24. (1) An insurer which is licensed under theInsurance Companies Act to transact fire insurance and which has an agent who is a resident of the province shall not make, write or place a policy, duplicate policy or contract of fire insurance upon real or personal property located in the province or described in a policy, duplicate policy or contract as located in the province except after the policy, duplicate policy or contract of fire insurance has been signed or countersigned by that agent and the insurer shall pay to the agent the commission or some of the commission when the premium stipulated in the policy, duplicate policy or contract of fire insurance is paid.
(2) An agent shall not sign a policy, duplicate policy or contract of fire insurance referred to in subsection (1) in blank or in an otherwise incomplete condition.

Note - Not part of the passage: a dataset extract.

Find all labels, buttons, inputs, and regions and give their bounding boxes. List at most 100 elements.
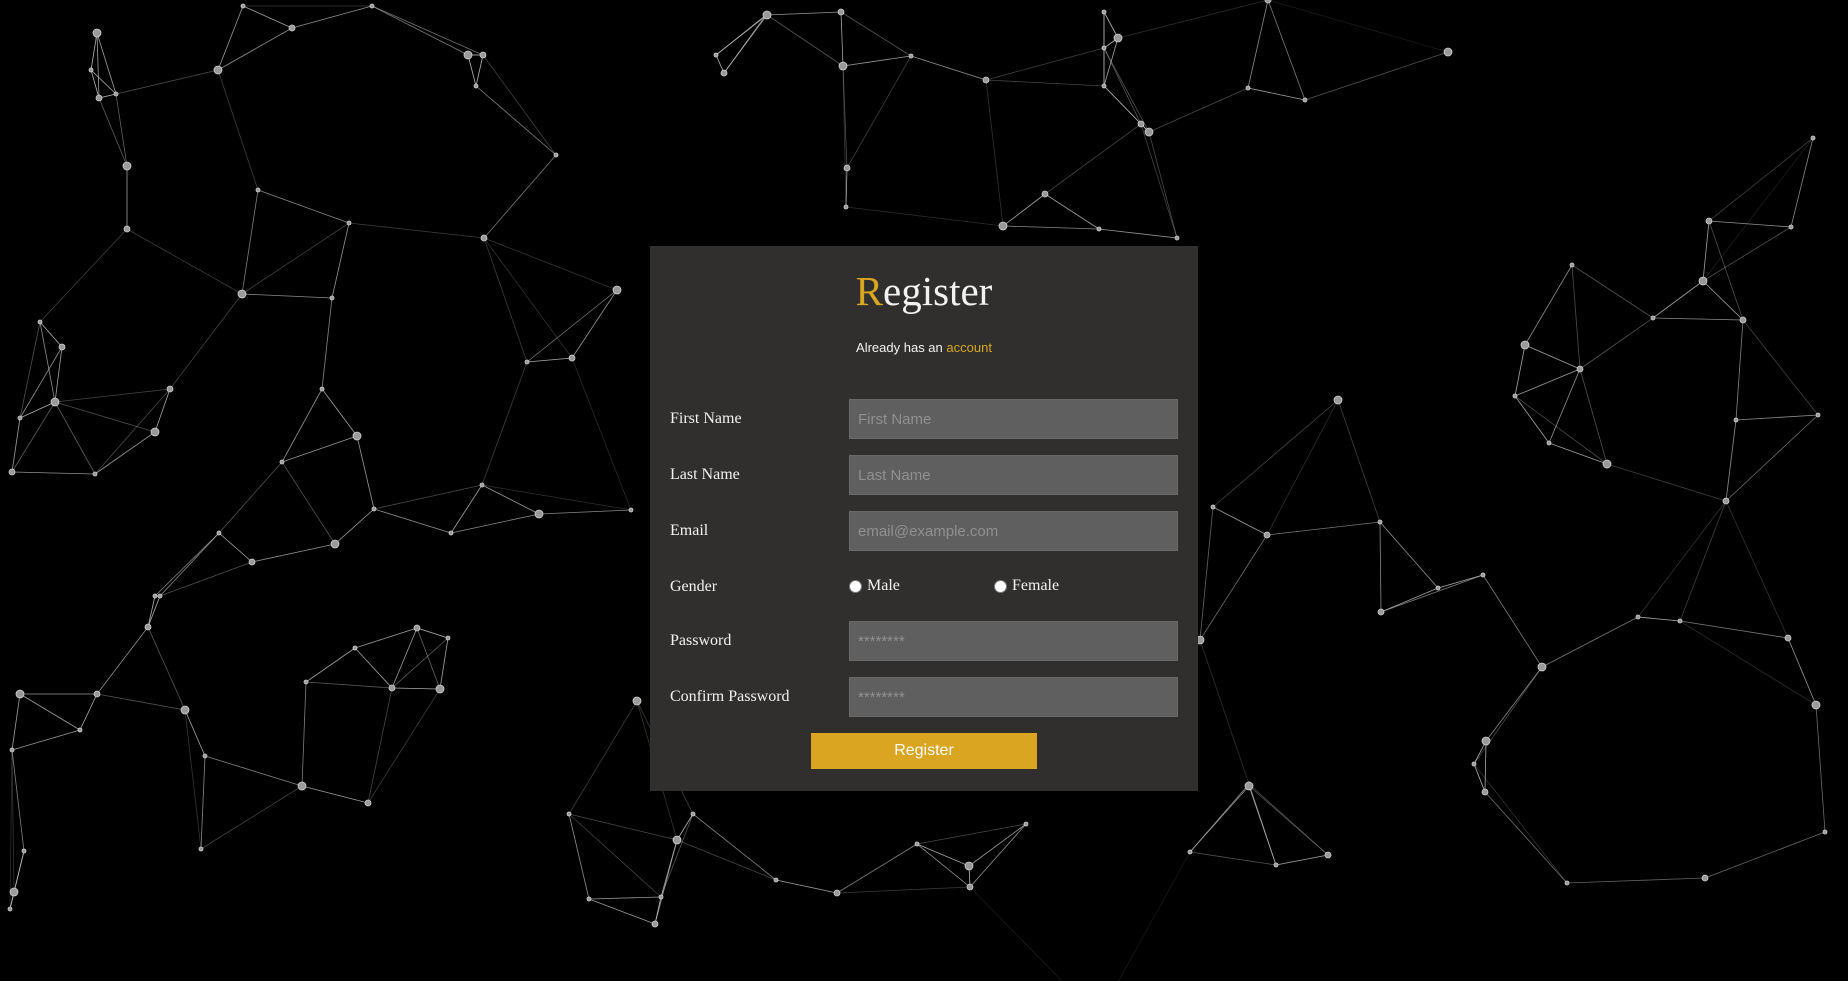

(3) This section does not apply to
(a) a policy, duplicate policy or contract of fire insurance covering rolling stock of a railroad corporation or property in transit which is in the possession or custody of a railroad corporation or other common carrier or to movable property of a common carrier used or employed in the business of a common carrier; or
(b) a contract of reinsurance, a mutual company, underwriters or syndicates of underwriters operating on the plan known as Lloyd's or reciprocal or inter-insurance exchanges.

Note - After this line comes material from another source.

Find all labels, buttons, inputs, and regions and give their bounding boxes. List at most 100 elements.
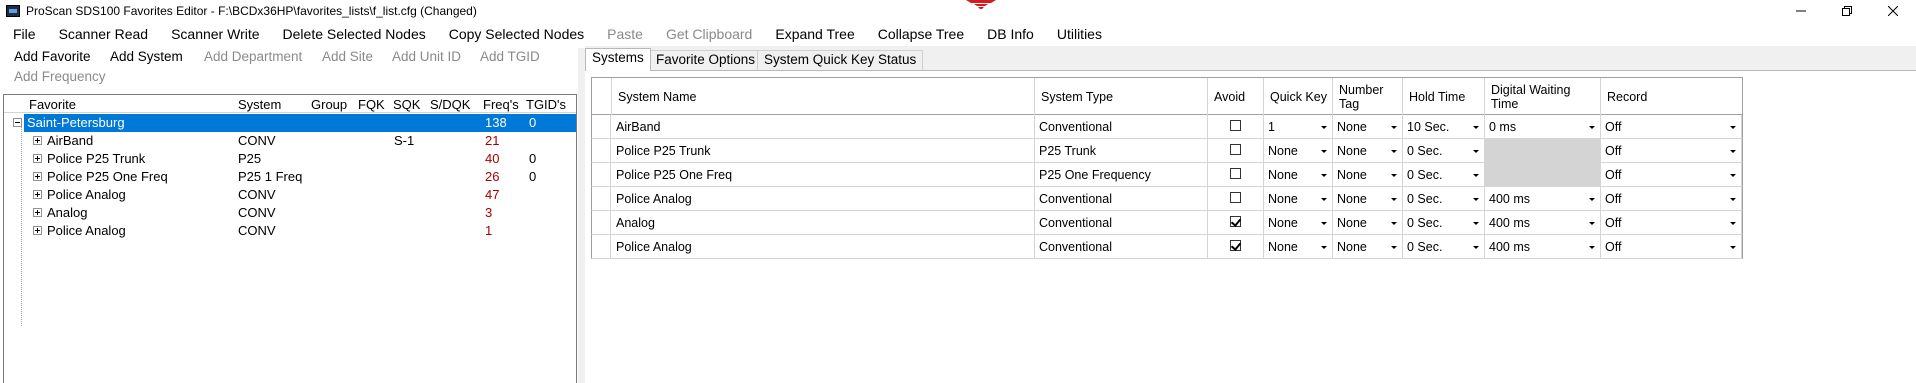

(4) An insurer to which this section applies which makes, writes or places a policy, duplicate policy or contract of fire insurance referred to in subsection (1) contrary to that subsection is guilty of an offence and liable on summary conviction to a fine of not less than $100 and not more than $300 for each policy, duplicate policy or contract of fire insurance made, written or placed contrary to that subsection.
(5) In this section "agent" means the chief agent or resident manager of the insurer in the province.
Transfer of contracts
25. Where under an agreement between an insurer, in this section called the "continuing insurer", and another insurer, in this section called the "retiring insurer", in anticipation of the retiring insurer ceasing to do business in the province, the continuing insurer assumes liability under contracts of insurance specified in the agreement issued by the retiring insurer and the retiring insurer ceases to carry on business in the province, an insured or other person entitled to rights under those contracts may enforce the rights as though those contracts had been issued by the continuing insurer.
26. A person guilty of an offence under this Act is, except where otherwise provided, liable on summary conviction to a fine of not more than $250 or to imprisonment for a term of not more than 2 months or to both a fine and imprisonment.
Acts to prevail
27. Where there is a conflict between this Act and theAccident and Sickness Insurance Act , theAutomobile Insurance Act , the Fire Insurance Act and the Life Insurance Act , those Acts shall prevail.